Vander Ark points to another ambitious program in Kansas City called Real World Learning, a Ewing Marion Kauffman Foundation initiative. Through this program, educators, civic leaders, and business owners work together to ensure students graduate from high school equipped with “market value assets.” According to Real World Learning, asset examples include “internships or apprenticeships, substantive dual college credit applicable toward a degree or certification, select industry-recognized credentials, completion of authentic, substantive project work for clients, paid work experience in area of career interest, entrepreneurial experiences, provisional patents, etc.” The goal is to give young people the confidence and credentials needed to forge successful careers as employers or employees.

“This is the most exciting high school redesign initiative in the country right now,” says Vander Ark. “It’s not mandated, but it represents a conviction to make high school more valuable.”

Apart from these initiatives and a handful of others, there are relatively few educational programs that help aspiring entrepreneurs, and Vander Ark believes more needs to be done. He also thinks more should be done to educate people who have already entered the workforce. Federally funded job training programs in the United States have often led to only modest gains in employment and wage increases, especially for those who are professionally displaced due to automation or globalization. These workforce development programs need to be overhauled so that workers receive fresh options while also learning the fundamentals of entrepreneurship—and in turn, foster overall economic growth.

Entrepreneurs should be connected with helpful people and tools

Individuals who have started their own businesses could learn from others who have walked the same path. New entrepreneurs thrive when they get support from skilled professionals through networks, cooperative platforms, and co-working hubs, as well as incubators and accelerators. “Sixty-four percent of entrepreneurs find the opinions and insights of others who have started a business to be helpful,” according to the Kauffman Foundation whitepaper America’s New Business Plan. “Even more (79 percent) said they would participate in weekly programs for local entrepreneurs to get together if those programs existed.”

Advocates of entrepreneurial development say federal agencies should make a greater effort connecting new entrepreneurs with helpful people and tools. To do that, they could develop grants to modernize small business development centers and service locations, focusing on facilitated learning through connections and peer support. Furthermore, they could provide federal funding to organizations that serve entrepreneurs when certain criteria are met.

These advocates also feel the Small Business Administration (SBA) and the Corporation for National and Community Service (CNCS) should collaborate to develop an “Entrepreneurship Corps” program, linking underprivileged and novice entrepreneurs with more experienced ones for mentorship and training opportunities.
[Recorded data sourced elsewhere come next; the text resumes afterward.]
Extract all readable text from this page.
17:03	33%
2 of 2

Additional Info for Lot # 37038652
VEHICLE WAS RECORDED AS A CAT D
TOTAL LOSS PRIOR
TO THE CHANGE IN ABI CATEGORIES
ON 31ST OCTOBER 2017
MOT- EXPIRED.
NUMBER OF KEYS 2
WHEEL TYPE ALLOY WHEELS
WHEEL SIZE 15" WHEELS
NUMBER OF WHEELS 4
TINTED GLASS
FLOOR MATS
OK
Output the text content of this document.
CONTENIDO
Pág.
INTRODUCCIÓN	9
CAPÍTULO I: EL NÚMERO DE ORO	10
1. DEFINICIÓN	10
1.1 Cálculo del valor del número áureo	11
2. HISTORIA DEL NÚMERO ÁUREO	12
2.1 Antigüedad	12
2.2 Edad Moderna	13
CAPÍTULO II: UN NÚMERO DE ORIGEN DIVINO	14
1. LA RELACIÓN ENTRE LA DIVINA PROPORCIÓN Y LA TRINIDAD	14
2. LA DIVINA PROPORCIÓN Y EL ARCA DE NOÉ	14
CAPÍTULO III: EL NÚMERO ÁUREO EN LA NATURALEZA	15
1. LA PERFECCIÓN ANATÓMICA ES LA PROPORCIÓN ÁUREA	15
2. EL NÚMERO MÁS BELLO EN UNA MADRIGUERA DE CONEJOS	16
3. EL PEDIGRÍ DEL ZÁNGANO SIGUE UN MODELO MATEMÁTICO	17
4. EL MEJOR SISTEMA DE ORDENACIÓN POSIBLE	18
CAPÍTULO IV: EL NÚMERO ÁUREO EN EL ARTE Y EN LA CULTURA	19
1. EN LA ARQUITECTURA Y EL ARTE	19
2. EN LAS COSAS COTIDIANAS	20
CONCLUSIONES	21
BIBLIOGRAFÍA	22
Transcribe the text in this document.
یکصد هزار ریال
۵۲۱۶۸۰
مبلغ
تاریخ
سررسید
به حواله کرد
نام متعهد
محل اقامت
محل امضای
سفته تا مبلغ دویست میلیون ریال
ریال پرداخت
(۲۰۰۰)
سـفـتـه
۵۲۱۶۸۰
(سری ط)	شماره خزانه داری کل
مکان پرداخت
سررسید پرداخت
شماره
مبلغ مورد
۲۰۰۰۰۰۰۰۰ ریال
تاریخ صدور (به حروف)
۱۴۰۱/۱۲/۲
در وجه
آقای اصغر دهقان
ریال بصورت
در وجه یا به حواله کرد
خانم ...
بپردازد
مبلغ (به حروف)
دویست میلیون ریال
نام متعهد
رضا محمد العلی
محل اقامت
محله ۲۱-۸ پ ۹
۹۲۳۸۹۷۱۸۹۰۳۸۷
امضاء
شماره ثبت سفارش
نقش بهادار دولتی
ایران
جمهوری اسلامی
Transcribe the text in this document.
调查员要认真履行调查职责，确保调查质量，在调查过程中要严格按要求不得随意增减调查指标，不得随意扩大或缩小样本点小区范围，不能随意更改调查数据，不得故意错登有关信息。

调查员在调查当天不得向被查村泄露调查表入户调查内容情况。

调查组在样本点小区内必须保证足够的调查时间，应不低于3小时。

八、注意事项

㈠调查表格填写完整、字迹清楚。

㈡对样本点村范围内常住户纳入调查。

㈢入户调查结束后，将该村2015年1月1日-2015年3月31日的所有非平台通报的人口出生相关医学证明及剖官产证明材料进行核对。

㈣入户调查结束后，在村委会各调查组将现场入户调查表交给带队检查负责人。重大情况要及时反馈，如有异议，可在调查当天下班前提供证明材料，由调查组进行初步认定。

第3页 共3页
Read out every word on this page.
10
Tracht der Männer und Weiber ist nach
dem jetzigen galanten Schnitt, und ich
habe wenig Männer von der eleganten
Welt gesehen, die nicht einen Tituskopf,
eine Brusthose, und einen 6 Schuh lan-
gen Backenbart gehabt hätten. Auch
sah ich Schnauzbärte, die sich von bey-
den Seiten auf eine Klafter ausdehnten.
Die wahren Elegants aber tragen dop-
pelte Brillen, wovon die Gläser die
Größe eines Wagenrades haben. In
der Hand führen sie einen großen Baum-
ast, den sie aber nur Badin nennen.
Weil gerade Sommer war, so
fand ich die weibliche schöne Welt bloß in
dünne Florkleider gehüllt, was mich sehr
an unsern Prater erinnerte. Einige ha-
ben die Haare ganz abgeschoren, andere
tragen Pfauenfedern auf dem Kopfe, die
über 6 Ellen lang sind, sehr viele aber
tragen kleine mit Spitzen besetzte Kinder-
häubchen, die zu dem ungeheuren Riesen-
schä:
Underserved communities in the US that apply for specific assistance could then have established entrepreneurs dispatched to their region.

Evidence indicates such efforts would prove beneficial. “Thirty-three percent of founders who were mentored by successful entrepreneurs went on to become top performers,” according to Endeavor Insight Director Rhett Morris.

Above all, policymakers should keep young people in mind when it comes to cultivating entrepreneurship. “We understand the digital space better, and e-commerce is becoming more important. The COVID-19 pandemic has shown that,” says Serres, who recently co-founded a business that puts the work of young graphic artists on everyday items. “Young people are helping to redefine what the marketplace looks like,” he says. “We’re important to the economy.”